Jeremy Evans. The Problem of Evil: The Challenge to Essential Christians Beliefs. B&H Studies in Christian Apologetics. Nashville: B&H Academic, 2013. 240 pp. $29.99.
The problem of evil has arguably been the most significant objection to the Christian faith throughout history. From the hardened atheist attempting to demonstrate the logical impossibility of God’s existence to the troubled saint crying out to God amid pain and suffering, the reality of evil has led to a host of questions that require a thoughtful and biblical response. One recent attempt to navigate through several of these issues is Jeremy Evans’s The Problem of Evil: The Challenge to Essential Christians Beliefs.
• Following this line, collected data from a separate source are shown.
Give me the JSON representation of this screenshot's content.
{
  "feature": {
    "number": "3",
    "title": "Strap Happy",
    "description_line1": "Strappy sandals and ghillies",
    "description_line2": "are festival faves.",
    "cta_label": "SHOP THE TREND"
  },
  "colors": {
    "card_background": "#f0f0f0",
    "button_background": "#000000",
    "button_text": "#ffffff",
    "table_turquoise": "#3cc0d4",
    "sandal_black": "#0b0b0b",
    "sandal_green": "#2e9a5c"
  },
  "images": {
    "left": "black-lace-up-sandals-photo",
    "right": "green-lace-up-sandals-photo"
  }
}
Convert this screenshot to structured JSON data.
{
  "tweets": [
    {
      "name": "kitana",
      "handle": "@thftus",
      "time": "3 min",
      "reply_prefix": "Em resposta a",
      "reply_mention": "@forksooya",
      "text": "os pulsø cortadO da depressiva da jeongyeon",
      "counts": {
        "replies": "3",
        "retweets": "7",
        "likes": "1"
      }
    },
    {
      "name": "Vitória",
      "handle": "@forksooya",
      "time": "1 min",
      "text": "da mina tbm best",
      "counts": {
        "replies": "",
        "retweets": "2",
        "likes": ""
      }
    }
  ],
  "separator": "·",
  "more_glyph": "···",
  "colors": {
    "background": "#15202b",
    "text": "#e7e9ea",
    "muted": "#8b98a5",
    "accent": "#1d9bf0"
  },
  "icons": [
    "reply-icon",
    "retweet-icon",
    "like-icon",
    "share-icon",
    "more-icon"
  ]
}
The first half of Evans’s book surveys and responds to a number of problems raised concerning the topic of evil. In Chapters 2 and 3 he addresses the logical and evidential problems of evil. Both arguments attempt to prove—one deductively, the other inductively—that God doesn’t exist. In response to the deductive argument, Evans, professor of philosophy at Southeastern Seminary in Wake Forest, North Carolina, follows Alvin Plantinga in offering a free will defense for why evil doesn’t logically imply the non-existence of God. The evidential argument points out that the amount and kinds of evil in the world serve as strong evidence against the existence of God insofar as it’s hard to conceive of what possible good God could bring about by means of apparently pointless evil. Evans’s response appeals to theistic skepticism, the idea that God may have purposes in allowing evil that are beyond our ability to comprehend by virtue of our finitude. We are not, therefore, allowed to conclude God has no legitimate reasons at all.
After employing free will as the answer to the “why”question of evil, in Chapter 4 Evans seeks to answer the “what now” question. That is, given evil in the world, how ought we respond? Evans formulates his answer to this question in terms of the defeat of evil. We participate in the defeat of evil by actively standing against it, which requires aligning with God in conversion.
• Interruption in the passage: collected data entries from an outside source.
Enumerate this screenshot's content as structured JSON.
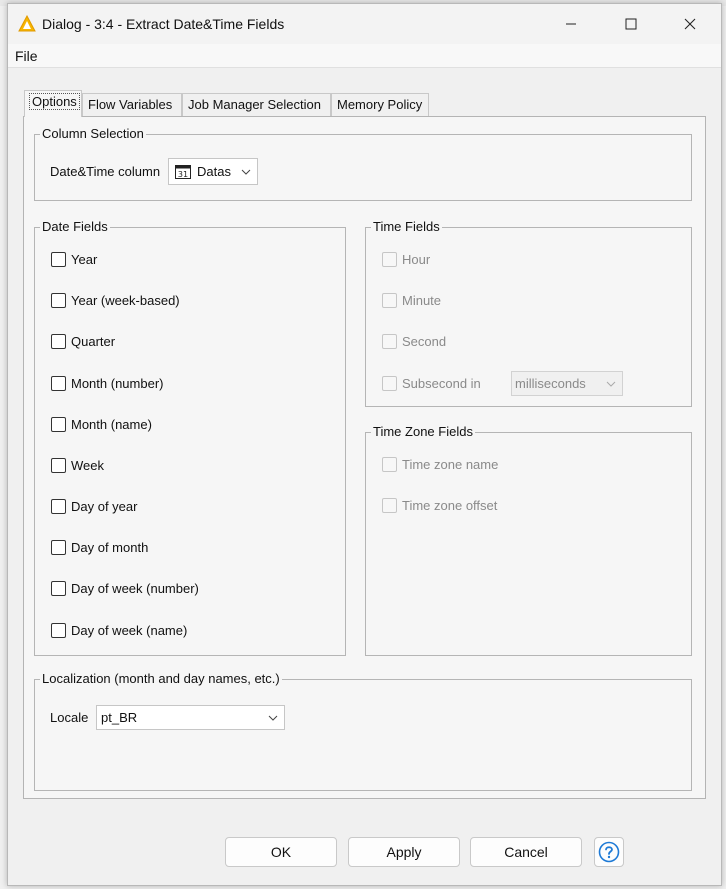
{
  "window": {
    "title": "Dialog - 3:4 - Extract Date&Time Fields",
    "menu": [
      "File"
    ]
  },
  "tabs": [
    "Options",
    "Flow Variables",
    "Job Manager Selection",
    "Memory Policy"
  ],
  "column_selection": {
    "title": "Column Selection",
    "label": "Date&Time column",
    "value": "Datas",
    "icon_text": "31"
  },
  "date_fields": {
    "title": "Date Fields",
    "items": [
      "Year",
      "Year (week-based)",
      "Quarter",
      "Month (number)",
      "Month (name)",
      "Week",
      "Day of year",
      "Day of month",
      "Day of week (number)",
      "Day of week (name)"
    ]
  },
  "time_fields": {
    "title": "Time Fields",
    "items": [
      "Hour",
      "Minute",
      "Second",
      "Subsecond in"
    ],
    "subsecond_unit": "milliseconds"
  },
  "time_zone_fields": {
    "title": "Time Zone Fields",
    "items": [
      "Time zone name",
      "Time zone offset"
    ]
  },
  "localization": {
    "title": "Localization (month and day names, etc.)",
    "label": "Locale",
    "value": "pt_BR"
  },
  "buttons": {
    "ok": "OK",
    "apply": "Apply",
    "cancel": "Cancel"
  },
  "colors": {
    "accent": "#f5a623",
    "help_blue": "#1e7ad6"
  }
}
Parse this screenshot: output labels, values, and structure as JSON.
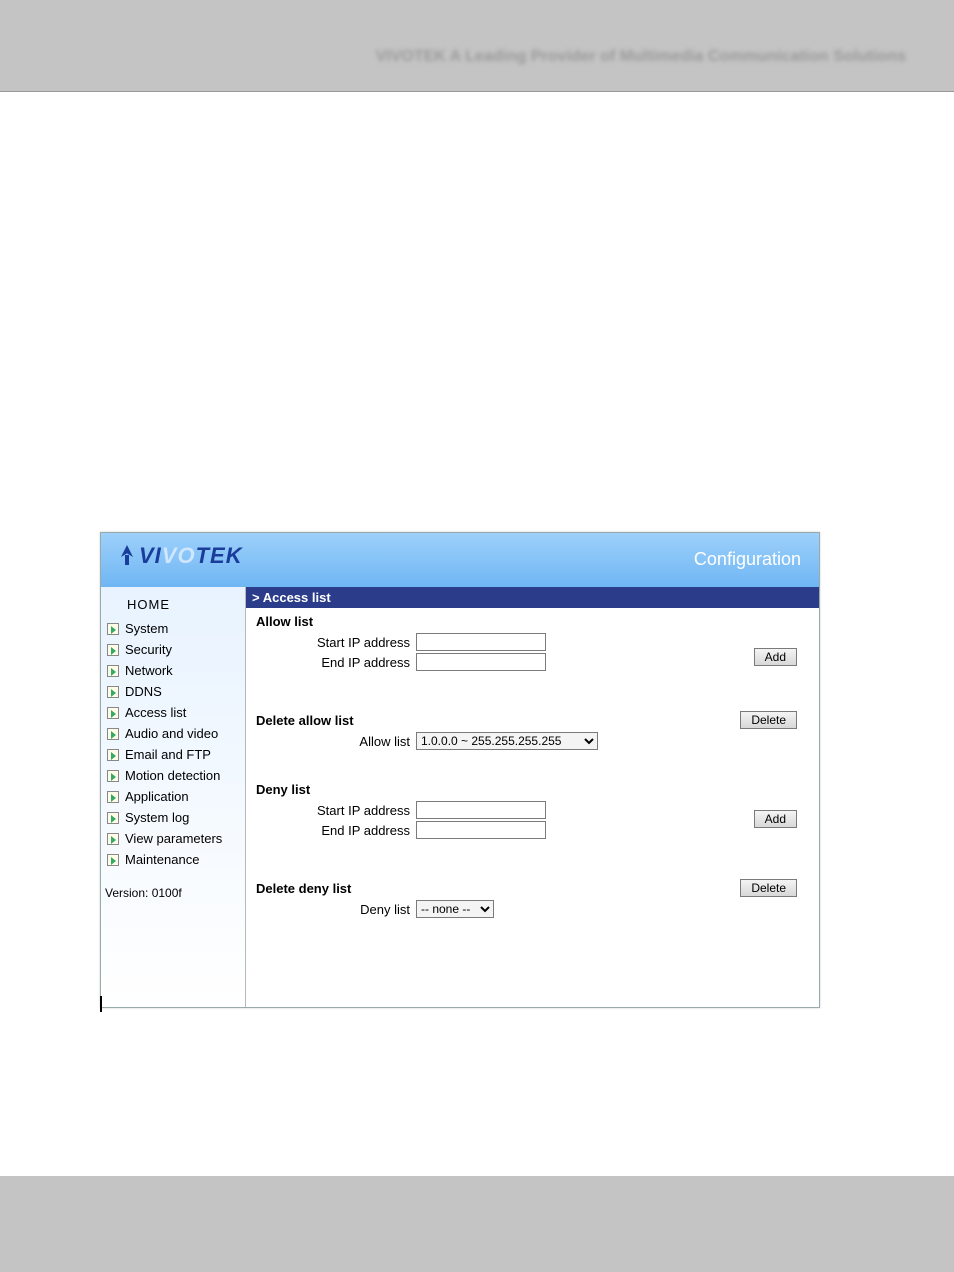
{
  "doc_header_blurred": "VIVOTEK   A Leading Provider of Multimedia Communication Solutions",
  "logo_text": {
    "p1": "VI",
    "p2": "VO",
    "p3": "TEK"
  },
  "page_title": "Configuration",
  "breadcrumb": "> Access list",
  "sidebar": {
    "home": "HOME",
    "items": [
      "System",
      "Security",
      "Network",
      "DDNS",
      "Access list",
      "Audio and video",
      "Email and FTP",
      "Motion detection",
      "Application",
      "System log",
      "View parameters",
      "Maintenance"
    ],
    "version": "Version: 0100f"
  },
  "sections": {
    "allow": {
      "title": "Allow list",
      "start_label": "Start IP address",
      "end_label": "End IP address",
      "start_value": "",
      "end_value": "",
      "button": "Add"
    },
    "delete_allow": {
      "title": "Delete allow list",
      "select_label": "Allow list",
      "select_value": "1.0.0.0 ~ 255.255.255.255",
      "button": "Delete"
    },
    "deny": {
      "title": "Deny list",
      "start_label": "Start IP address",
      "end_label": "End IP address",
      "start_value": "",
      "end_value": "",
      "button": "Add"
    },
    "delete_deny": {
      "title": "Delete deny list",
      "select_label": "Deny list",
      "select_value": "-- none --",
      "button": "Delete"
    }
  }
}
In chapters 5, 6, and 7 Evans discusses the problems of divine hiddenness, hell, and natural evil. He defends a traditional view of hell against both universalism and annihilationism. In his discussion of natural evil he contrasts theism with naturalism and contends theism has more explanatory power than naturalism when it comes to making sense of natural evil.
The second half of Evans’s book revolves around his response to the deontological problem of evil—which suggests that if a good God exists he’d be morally obligated to prevent certain evils from occurring in the world. That these evils do in fact occur implies no good God exists. Responding that it’s improper to speak of God having obligations at all, Evans leads us through discussions of the divine command theory of ethics, the Euthyphro objection, and the freedom of God.
You Can’t Use the Bible—This Is Philosophy!
What I greatly appreciated about The Problem of Evil was the extent to which it is self-consciously Christian, not merely theistic. It’s sadly rare to see contemporary Christian philosophy done in such a way that maintains Christian commitment to biblical authority even over matters of philosophy. In reading this book I found myself writing amen in the margins, as Evans didn’t merely tag verses onto the end of a philosophical discourse; rather, at key points in his argument he appealed to scriptural authority and to theology in dealing with philosophical problems. Some brief examples:
Another way of discovering what God would do is to take special revelation seriously and resolve to answer what God has done. (38)
One of the more promising lines of response . . . is to take seriously the implications of the fall of Adam and Eve. (67)
I contend that one reason we recoil from the doctrine of hell is that we have not taken seriously the biblical concept of church discipline. (105)
In my opinion, we need more of this in Christian philosophy. If we really believe the Word of God is authoritative and sufficient for all of life, then we shouldn’t feel we must check our worldview commitments at the door in order to join the philosophical discussion. Evans provides us with an admirable example of this in his aim to bring Scripture and theology to bear on philosophical questions throughout his book.
The aspect of the book I found most disappointing—though I can’t say I was particularly surprised—was Evans’s assuming a libertarian notion of free will. Of course, this is a common position among Christian philosophers today, and how divine sovereignty and human responsibility relate is a massive debate. In fact, it’s impossible to address the questions he tackles in The Problem of Evil without taking a position on the issue. I mention this only to point out that if you espouse a more compatibilist notion of human freedom you may find some of Evans’s arguments unsatisfying, as his libertarianism comes into play at several points throughout the book.
Evans has managed in a little more than 200 pages to provide a surprisingly thorough survey of several problems arising from the reality of evil—as well as important related issues of ethics and our conception of God. And best of all, he’s unafraid to use special revelation in his argumentation—a refreshingly necessary posture and approach.
David Dewberry is the assistant pastor at Faith Community Church in Roslyn, Pennsylvania. He is pursuing a ThM in apologetics at Westminster Theological Semimary.